Eso que algunos llaman crecer

Creo que crecer es un acto extremadamente simple y, a la vez, lo más complejo que se me ocurre. Y no estoy del todo seguro que sea un acto. Había pensado usar la palabra cosa, sacada del baúl, pero creo que queda feo. También creo que se acerca más a la definición. Si con acto entendemos una acción, para crecer, ¿es necesario hacer algo?

Hemingway, en París era una fiesta, un libro en el cual narra ciertos acontecimientos del París donde se formó como escritor acompañado por su primera esposa (y desborda el amor que la profesaba, a pesar de reconocer, a posteriori, su metida de p**** en la olla), charla acaloradamente con esta acerca de un arriesgado corte de pelo. «Asno mal esquilmado, en dos días arreglado», o algo así que decía mi abuela. En resumidas cuentas, llegaban a la conclusión de que lo peor que podían hacer, en caso de desastre, era simple y llanamente esperar: el pelo volvería a crecer. Es una suerte que no todos tenemos. Y creo que puede aplicarse a cualquier problema de la vida.

Entendamos entonces «crecer» no ya como acto, ni como cosa, sino como proceso. Igual que la comida al entrar en nuestro organismo: sin intervención directa, la digestión y otros procesos absorben lo que vale (nutrientes útiles) y desechan lo que no. Un tema como cualquier otro para tratar un domingo por la mañana.

Creo, y permítanme un acto de filosofía barata, que crecer y cagar son primos hermanos. La escala equivalente es la que mantienen un ecosistema concreto, pongamos los Valles Pasiegos (o, si lo preferís, la sabana o una selva exótica), y la Tierra en su conjunto. Defecar es el resultado material de crecer un poquito, a lo alto y a lo ancho. Como comentaban Hemingway y su esposa, efectivamente basta con esperar para que crezca el pelo o se degrade nuestro organismo, pero el alimento es el combustible que permite que eso pase. Y la vida, en su conjunto, está íntimamente relacionada con esa navaja de doble filo: los banquetes son un acto social, de celebración, pero luego cada cual caga en su propio retrete (y, por su bien, con las ventanas bien abiertas).

Se me ha ido de las manos.
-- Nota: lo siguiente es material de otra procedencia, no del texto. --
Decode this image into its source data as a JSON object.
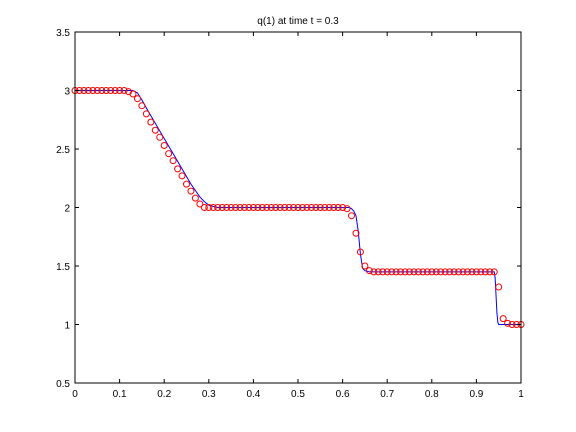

Si aún seguís conmigo, tiremos de la cadena. Toda esta monserga queda muy graciosa pero ¿qué es crecer y qué implica?

Si miro al pasado veo a un niño gordo al que le gustaban los dinosaurios, los Pokémon y la caballería. También los elfos y la épica fantástica, y alguna cosilla más. Vuelvo al presente y veo a un adulto con kilos de más al que le siguen gustando los dinosaurios, no es capaz (mal que le pese) de sentarse a disfrutar de un videojuego, y le sigue gratificando la fantasía, aunque con la carestía del mal soñador al que las responsabilidades le impiden pasar en su Peñaverso (disculpadme: ahora está muy de moda eso del multiverso, todo el mundo patenta el suyo) el tiempo que le gustaría. La estatua se ha moldeado, pero bajo el ennoblecedor mármol, el corazón, la esencia, es la misma. ¿Quiere esto decir que crecer es una banalidad? ¿Qué, atendiendo a cuestiones de gustos y carácter, somos inmutables?

No lo creo. Me considero medianamente afortunado. Ninguna de las cosas que me gustan, salvo obsesiones, son dañinas. Eso lo pone fácil.
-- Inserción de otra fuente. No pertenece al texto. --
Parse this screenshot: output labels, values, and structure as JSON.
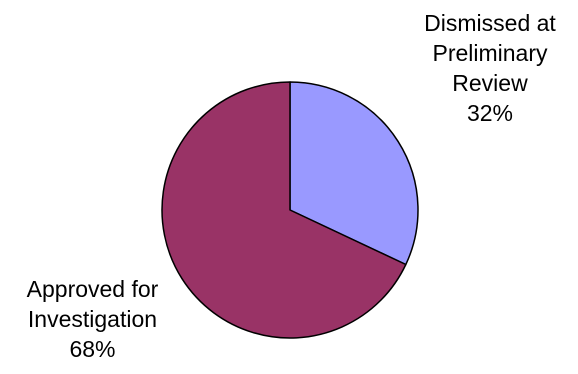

Y, a pesar del vaho en la lente, el cambio es notorio. Segmentando y analizando las diferentes etapas entre «el niño de los dinosaurios» y «el escritor», cada decisión ha cincelado los hombros de este David-Héctor. Las importantes. Las que dejan huellas y secuelas, que no son necesariamente lo mismo. No las enumeraré, pero en conjunto guardan relación con cuestiones intrínsecas al Yo; en genérico, pareja/s, mudanzas, viajes iniciáticos…

Entonces, parece claro que «crecer» es un proceso (una cagada superlativa) que toma de la base/alimento (la infancia, etapa formativa) lo útil y desecha lo que no. Al igual que los nutrientes se transforman, lo útil también lo hace: ya no disfrutamos igual de lo que antes nos hacía felices, pero tenemos acceso a un catálogo mucho mayor. Y, lo que a mi parecer es el pilar fundamental de lo que Yo llamo crecer: para hacerlo es necesario equivocarse, meter la pata, cagarla, y limpiarse en la soledad del escusado antes de salir con las manos limpias y la sonrisa puesta.